In een speech op 13 november 1968 zei Brezjnev waar de doctrine voor stond. Hij geloofde dat kapitalistische personen of bewegingen in socialistische landen niet alleen een gevaar vormden voor dat land, maar voor alle socialistische landen. Er kon namelijk een domino-effect ontstaan, waardoor het socialisme in het ene na het andere land zou vallen. Brezjnev geloofde dat deze personen en bewegingen gezamenlijk bestreden moesten worden.
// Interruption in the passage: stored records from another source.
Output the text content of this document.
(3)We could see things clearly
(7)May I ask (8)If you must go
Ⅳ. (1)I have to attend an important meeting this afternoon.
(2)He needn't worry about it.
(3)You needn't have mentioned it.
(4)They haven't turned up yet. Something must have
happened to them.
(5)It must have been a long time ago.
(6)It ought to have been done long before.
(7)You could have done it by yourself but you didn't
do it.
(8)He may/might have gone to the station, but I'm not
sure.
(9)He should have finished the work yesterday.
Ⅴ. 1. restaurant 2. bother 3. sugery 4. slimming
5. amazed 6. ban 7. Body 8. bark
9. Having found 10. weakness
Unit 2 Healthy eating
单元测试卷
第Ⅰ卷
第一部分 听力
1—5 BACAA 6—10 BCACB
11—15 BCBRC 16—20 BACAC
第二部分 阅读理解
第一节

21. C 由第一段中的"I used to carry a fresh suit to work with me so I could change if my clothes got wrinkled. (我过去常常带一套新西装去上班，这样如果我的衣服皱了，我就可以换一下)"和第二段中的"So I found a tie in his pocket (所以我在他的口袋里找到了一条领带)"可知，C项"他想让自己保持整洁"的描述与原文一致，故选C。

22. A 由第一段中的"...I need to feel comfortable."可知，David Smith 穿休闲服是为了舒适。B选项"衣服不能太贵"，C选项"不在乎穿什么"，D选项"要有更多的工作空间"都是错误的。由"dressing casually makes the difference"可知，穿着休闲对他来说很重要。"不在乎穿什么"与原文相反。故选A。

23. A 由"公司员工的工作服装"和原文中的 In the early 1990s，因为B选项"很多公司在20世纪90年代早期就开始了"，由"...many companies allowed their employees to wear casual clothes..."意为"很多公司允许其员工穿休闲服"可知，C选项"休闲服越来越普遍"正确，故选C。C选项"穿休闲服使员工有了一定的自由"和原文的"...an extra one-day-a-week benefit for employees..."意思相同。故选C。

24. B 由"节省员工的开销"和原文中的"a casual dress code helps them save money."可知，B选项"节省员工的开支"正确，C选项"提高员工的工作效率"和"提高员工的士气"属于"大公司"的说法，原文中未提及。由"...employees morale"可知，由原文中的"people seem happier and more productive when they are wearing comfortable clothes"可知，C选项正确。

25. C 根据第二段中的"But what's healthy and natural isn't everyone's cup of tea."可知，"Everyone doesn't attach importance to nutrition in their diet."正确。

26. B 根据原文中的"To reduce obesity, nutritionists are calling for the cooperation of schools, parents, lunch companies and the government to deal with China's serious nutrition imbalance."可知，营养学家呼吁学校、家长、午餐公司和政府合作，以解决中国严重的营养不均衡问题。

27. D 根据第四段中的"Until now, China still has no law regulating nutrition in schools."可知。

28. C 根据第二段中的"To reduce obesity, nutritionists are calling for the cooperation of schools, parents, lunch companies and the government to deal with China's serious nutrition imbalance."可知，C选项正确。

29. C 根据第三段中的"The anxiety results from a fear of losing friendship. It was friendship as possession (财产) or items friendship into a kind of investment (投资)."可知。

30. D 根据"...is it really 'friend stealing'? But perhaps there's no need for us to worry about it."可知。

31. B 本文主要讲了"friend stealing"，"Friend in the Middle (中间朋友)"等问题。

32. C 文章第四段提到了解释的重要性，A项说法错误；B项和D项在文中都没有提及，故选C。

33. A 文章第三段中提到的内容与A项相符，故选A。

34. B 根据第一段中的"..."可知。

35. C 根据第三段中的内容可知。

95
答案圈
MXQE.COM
Hij sloot een invasie daarbij niet uit. Solidariteit was belangrijker dan soevereiniteit.
Eerder dat jaar was deze doctrine zichtbaar tijdens de Praagse Lente in Tsjecho-Slowakije. De Sovjet-Unie viel toen samen andere Warschaupactlanden Tsjecho-Slowakije binnen om politieke en economische hervormingen te stoppen. Ook was de doctrine zichtbaar tijdens Sovjetinvasie van Afghanistan in 1979. In 1988 kwam er officieel een einde aan de Brezjnevdoctrine onder Michail Gorbatsjov. Brezjnev zou uiteindelijk gelijk krijgen; het socialisme viel in Oost-Europa in de jaren daarna.